National Journal reporter Ron Fournier laid out the facts and unanswered questions surrounding the Hillary Clinton email scandal Wednesday on Morning Joe.
Officials revealed Tuesday that Clinton hired an IT firm in Connecticut to back up information from her email account, marking yet another "drip" in the investigation into Clinton’s private server.
Clinton has been criticized for not being forthright about her use of a private email server to handle classified government information.
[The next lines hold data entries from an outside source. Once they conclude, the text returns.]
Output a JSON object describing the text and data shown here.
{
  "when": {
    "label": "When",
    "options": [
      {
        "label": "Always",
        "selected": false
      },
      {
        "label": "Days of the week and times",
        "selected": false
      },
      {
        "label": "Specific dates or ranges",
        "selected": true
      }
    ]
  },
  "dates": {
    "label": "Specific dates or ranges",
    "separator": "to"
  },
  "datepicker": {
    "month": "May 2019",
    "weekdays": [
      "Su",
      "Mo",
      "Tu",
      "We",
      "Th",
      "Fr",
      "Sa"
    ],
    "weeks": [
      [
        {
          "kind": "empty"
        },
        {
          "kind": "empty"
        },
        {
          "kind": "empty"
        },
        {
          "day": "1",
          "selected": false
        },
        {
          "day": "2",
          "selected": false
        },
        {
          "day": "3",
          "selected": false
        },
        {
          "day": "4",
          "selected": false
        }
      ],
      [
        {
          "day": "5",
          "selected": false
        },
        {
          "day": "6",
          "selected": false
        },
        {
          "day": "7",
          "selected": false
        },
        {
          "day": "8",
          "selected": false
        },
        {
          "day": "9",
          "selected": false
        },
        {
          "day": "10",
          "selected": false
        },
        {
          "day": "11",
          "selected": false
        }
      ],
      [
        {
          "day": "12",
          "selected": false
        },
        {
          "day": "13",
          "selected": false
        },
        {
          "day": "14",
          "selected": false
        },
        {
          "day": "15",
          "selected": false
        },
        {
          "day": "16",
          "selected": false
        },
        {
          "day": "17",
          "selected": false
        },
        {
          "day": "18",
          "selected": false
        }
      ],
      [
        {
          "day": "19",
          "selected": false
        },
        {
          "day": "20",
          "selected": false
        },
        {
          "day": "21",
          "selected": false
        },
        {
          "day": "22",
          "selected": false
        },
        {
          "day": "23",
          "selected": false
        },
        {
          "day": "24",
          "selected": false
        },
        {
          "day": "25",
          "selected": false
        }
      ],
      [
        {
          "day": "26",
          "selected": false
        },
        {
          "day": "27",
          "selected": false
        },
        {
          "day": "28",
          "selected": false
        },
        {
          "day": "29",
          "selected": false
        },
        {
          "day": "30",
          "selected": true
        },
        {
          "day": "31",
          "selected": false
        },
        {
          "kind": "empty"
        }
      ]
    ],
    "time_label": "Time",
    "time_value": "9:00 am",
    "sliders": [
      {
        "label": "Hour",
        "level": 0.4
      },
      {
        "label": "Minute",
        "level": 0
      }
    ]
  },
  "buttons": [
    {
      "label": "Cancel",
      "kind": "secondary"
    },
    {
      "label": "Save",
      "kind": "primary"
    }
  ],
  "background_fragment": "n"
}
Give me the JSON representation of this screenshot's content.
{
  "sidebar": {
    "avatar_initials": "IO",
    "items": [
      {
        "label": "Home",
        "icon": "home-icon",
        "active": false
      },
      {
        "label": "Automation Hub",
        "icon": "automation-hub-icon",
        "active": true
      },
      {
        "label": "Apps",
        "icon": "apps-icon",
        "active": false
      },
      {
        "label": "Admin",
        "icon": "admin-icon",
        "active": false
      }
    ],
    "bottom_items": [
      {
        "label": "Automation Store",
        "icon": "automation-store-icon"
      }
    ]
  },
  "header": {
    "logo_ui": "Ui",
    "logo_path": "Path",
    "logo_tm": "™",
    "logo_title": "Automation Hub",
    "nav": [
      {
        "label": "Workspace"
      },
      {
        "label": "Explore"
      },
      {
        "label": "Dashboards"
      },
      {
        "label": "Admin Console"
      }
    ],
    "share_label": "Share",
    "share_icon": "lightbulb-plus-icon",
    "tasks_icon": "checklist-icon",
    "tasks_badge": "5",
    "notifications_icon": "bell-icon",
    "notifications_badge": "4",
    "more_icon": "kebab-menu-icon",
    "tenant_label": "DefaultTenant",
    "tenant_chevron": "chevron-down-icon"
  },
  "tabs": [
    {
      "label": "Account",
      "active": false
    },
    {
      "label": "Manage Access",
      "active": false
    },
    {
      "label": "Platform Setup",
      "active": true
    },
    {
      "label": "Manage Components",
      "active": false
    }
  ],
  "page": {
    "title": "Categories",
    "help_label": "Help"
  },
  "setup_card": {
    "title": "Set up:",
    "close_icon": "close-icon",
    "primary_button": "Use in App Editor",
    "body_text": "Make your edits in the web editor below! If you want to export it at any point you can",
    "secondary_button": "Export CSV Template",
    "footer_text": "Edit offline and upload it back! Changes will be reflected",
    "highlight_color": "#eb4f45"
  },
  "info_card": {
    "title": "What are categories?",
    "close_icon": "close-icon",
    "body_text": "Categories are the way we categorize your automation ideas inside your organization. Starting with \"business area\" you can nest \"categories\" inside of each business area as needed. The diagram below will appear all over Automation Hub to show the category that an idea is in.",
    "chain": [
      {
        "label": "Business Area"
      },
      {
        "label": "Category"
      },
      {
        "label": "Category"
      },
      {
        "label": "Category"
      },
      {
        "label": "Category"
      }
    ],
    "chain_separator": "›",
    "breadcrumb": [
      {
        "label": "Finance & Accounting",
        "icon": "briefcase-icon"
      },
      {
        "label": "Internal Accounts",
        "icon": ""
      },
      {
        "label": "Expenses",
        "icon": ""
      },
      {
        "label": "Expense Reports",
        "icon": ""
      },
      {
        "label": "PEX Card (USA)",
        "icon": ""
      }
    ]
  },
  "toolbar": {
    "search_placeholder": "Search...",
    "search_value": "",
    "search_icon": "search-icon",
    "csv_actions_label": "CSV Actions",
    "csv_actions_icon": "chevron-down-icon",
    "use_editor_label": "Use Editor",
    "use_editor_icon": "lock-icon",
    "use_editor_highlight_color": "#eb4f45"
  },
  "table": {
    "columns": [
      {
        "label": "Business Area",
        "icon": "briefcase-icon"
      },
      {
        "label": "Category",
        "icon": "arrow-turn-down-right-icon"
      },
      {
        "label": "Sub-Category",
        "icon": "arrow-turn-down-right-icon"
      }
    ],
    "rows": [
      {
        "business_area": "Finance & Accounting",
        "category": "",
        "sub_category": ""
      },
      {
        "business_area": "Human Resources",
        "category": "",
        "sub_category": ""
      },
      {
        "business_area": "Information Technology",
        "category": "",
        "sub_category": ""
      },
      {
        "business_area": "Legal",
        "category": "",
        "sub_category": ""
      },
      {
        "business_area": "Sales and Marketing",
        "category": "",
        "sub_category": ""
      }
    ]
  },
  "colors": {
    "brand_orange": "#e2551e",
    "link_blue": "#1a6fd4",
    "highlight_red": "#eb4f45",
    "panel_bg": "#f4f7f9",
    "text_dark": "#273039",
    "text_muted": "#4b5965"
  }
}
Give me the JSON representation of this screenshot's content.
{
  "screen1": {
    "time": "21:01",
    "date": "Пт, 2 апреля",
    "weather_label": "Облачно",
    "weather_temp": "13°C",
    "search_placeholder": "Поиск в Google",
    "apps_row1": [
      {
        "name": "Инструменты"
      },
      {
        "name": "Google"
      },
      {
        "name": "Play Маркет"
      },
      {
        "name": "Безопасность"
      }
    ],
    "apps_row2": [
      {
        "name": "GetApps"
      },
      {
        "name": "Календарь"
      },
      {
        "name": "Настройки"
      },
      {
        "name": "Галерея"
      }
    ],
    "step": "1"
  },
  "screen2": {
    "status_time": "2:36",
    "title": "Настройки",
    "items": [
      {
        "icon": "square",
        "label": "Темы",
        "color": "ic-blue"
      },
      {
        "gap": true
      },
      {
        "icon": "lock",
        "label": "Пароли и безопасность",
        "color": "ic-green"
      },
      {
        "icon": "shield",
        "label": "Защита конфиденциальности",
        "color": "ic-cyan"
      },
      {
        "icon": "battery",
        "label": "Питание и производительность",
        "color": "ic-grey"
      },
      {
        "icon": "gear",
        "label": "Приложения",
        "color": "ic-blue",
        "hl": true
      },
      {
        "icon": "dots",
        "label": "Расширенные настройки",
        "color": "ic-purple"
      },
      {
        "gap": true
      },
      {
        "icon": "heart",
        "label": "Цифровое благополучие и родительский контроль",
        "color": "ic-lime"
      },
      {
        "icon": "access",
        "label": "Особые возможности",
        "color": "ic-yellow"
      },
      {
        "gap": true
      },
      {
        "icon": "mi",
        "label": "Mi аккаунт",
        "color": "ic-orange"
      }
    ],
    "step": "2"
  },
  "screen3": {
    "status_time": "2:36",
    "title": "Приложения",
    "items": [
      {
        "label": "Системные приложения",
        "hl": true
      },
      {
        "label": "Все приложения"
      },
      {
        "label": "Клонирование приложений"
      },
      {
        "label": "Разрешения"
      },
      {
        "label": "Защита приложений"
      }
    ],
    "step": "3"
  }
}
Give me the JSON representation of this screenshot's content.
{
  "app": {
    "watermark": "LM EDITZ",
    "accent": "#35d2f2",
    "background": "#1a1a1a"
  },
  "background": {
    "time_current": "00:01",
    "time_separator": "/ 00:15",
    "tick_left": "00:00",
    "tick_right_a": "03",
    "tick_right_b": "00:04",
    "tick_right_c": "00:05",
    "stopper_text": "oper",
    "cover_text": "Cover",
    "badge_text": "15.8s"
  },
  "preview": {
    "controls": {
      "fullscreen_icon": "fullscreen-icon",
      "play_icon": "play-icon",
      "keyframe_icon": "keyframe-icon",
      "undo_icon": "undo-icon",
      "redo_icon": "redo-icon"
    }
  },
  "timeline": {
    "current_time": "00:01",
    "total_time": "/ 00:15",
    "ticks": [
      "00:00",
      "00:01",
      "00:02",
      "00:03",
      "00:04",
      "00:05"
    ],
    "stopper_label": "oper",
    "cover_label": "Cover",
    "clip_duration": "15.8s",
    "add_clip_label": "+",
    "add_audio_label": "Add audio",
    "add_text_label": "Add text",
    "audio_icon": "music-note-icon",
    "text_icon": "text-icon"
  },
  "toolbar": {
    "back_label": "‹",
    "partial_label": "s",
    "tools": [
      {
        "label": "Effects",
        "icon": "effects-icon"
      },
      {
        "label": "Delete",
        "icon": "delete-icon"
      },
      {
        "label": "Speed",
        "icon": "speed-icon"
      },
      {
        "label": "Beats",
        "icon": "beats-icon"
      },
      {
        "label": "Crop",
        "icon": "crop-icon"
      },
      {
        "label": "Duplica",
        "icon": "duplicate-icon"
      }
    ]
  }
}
Her narrative about the server has flip-flopped, changing as the State Department releases her emails.
When asked what the public knows, Clinton’s claims aside, Fournier was not optimistic.
"They haven't been telling us the truth," he said. "They've been holding back the truth and deceiving us."
"Look, we don't know and may never know what was in the emails deleted and whether there was any original wrongdoing on our behalf of the secretary of state," Fournier said. "We could even assume that there wasn't wrongdoing as far as all the rumors out there and that kind of thing.
"What we do know is it was bad government and against regulations, at least nine months into her term, to have a covert server that took all of her email out of the public domain. We do know that was an abrogation of the Freedom of Information Act. It went around the congressional right and responsibility for oversight, and we know that the only reason we found out about this was because of a congressional investigation," he said.
Fournier had little sympathy for Clinton, calling the scandal a "self-inflicted wound."
"She caused her own problem and I’m having a hard time feeling sorry for the poor Hillary Clinton campaign," Fournier said.
He then laid out questions still surrounding the investigation.
"Who had authority to override federal regulations? I don't think anybody did. Who actually did it? Who went through her emails and deleted them? Do they have security clearance? Why did she say from the beginning there was no confidential top secret information in her email when now we know there clearly was? Why has she said from the beginning that none of them were marked classified and now we understand that that didn't matter either way, that people have been prosecuted for less?" he asked.
"There's so many questions she hasn't answered and until she does there's going to be a layer of doubt over her campaign," Fournier said.